Brock Snyder’s friends and loved ones — even relative strangers living near him — say his shooting death Saturday doesn’t make sense.
They described him as a good guy, a hard-working father, a friend to all, and the first to step up when someone needed help.
When residents in the 700 block of Siegel Court, part of the Weiler Homes complex, would stay out late drinking together on the block, Mr. Snyder wouldn’t participate, neighbor Jamel Ward, 20, said. She’d only see him coming and going with his close friend Samantha Stephenson, 26, or his girlfriend Taryn Sexton, 34.
He never appeared to be involved in anything “extra,” she said.
“He ain’t never out here partying,” Ms. Ward said. “It don’t make sense. He kept to himself.”
Mr. Snyder, 27, was found shot in the front yard of a complex across from where he was staying about 4:17 a.m., Toledo police said. He was taken to Mercy Health St. Vincent Medical Center, where he later died.
An autopsy on Saturday determined he died of a gunshot wound to the head, said Dr. Jeffrey Hudson, a deputy Lucas County coroner. There was no evidence of close-range fire, he said.
The death has been ruled a homicide.
The shooting site on Saturday was littered with beer cans, trash, and a single folded blanket with the name and logo for St. Luke’s Hospital.
A suspect has not been named.
Alonna Jones, 31, said she heard a single gunshot and looked out of her window to see a man laying on his side in the yard across from hers. No one else was around, she said.
She wasn’t sure he’d been shot until Ms. Ward’s boyfriend went to check on the man and called 911.

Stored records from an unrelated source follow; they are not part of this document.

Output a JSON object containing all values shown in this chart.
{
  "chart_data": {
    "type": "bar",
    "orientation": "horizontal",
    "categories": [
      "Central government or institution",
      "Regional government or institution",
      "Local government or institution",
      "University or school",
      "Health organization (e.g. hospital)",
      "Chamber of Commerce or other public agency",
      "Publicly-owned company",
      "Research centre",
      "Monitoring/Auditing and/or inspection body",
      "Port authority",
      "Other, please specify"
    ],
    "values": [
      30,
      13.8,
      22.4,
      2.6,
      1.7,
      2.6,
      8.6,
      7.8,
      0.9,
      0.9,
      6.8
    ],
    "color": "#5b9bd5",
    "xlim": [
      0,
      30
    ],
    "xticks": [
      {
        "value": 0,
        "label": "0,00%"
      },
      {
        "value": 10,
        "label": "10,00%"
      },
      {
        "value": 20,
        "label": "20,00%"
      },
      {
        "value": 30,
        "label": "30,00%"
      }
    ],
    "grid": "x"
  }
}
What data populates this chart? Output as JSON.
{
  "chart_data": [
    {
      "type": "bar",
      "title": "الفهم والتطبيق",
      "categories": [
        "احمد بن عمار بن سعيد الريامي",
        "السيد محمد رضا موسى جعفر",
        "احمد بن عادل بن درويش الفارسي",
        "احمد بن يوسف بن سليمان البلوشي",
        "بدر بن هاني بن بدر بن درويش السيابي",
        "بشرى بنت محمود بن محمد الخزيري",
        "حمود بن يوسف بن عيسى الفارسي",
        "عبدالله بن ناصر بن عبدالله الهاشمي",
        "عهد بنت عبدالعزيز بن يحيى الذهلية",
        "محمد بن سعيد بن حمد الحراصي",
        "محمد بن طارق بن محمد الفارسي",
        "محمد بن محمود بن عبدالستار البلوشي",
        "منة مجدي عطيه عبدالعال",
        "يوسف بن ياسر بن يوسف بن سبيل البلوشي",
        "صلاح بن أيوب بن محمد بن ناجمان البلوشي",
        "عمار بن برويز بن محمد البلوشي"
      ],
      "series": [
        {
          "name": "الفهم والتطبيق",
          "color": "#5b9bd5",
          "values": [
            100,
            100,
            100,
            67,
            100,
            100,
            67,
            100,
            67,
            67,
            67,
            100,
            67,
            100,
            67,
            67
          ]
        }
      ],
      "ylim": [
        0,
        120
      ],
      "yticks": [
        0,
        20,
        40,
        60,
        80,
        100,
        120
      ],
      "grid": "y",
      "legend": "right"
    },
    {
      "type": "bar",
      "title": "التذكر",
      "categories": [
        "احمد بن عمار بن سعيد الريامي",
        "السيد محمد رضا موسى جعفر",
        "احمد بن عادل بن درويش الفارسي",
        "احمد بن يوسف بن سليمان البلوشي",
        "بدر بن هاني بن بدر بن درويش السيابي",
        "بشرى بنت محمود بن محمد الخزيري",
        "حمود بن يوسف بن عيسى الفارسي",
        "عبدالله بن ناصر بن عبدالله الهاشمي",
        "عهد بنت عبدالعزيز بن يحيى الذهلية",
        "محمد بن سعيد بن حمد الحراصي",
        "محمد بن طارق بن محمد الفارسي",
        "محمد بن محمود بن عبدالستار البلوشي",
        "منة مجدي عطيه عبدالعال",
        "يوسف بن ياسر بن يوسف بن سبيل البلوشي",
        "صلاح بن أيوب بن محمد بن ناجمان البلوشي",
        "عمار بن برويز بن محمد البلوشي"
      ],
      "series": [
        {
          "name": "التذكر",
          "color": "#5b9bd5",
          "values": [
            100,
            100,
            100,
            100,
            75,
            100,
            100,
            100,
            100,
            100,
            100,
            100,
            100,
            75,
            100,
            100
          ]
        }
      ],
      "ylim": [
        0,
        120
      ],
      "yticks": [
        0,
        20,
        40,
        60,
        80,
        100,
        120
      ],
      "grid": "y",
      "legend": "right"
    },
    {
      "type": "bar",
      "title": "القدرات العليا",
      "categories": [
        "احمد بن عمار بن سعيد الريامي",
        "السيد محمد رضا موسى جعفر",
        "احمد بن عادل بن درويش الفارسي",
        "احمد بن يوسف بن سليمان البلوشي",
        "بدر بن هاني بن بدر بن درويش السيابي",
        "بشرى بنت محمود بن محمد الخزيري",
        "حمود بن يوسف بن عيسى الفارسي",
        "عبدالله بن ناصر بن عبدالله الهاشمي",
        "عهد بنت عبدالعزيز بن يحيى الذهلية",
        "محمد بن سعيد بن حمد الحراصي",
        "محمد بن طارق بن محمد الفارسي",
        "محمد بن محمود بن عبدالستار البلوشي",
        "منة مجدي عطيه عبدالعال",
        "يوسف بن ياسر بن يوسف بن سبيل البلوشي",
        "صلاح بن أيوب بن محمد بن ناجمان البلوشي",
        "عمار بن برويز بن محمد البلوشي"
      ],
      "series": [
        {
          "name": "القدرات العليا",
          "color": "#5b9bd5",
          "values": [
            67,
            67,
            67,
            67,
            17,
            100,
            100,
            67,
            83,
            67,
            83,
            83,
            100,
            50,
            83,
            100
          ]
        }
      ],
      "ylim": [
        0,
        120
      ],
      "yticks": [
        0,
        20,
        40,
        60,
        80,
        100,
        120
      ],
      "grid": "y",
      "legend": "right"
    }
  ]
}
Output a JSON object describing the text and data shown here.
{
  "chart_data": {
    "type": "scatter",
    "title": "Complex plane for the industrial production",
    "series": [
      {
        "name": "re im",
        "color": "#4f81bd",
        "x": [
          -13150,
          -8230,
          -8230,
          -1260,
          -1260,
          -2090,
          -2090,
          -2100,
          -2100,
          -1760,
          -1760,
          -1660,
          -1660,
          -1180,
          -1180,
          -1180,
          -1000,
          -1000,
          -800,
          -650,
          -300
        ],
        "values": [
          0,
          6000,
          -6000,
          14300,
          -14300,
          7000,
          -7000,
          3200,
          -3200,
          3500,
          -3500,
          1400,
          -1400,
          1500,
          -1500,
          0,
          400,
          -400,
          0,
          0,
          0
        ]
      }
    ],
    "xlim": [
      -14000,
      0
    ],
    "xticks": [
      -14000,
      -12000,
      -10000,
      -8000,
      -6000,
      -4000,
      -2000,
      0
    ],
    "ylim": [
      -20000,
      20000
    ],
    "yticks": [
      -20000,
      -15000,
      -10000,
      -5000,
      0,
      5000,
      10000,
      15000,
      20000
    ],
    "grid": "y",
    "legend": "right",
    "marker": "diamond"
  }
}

“Everyday it’s a shooting down here,” Ms. Ward said. “Daylight, nighttime, a yard full of kids. They don’t care down here.”
But it still doesn’t explain why Mr. Snyder would be a target, said his longtime family friend, Ms. Stephenson said.
She said she’d never known him to have any enemies.
When he wasn’t working at Ohio Pickling and Processing to provide for his 4-year-old daughter, Faith, he was either spending time with her or his girlfriend, Ms. Sexton.
Ms. Sexton said they’d just learned a week ago that they were going to have a child together. They’d been picking out names for each sex.
“He helps everybody; he cares about everybody,” Ms. Sexton said. “That’s why I don’t understand how this happened. None of this is adding up”
She planned to hold a candlelight vigil for him at the complex Saturday night, weather permitting.
Mr. Snyder is the city’s 28th homicide this year.
Anyone with information about the shooting is asked to call Toledo Crime Stoppers at 419-255-1111.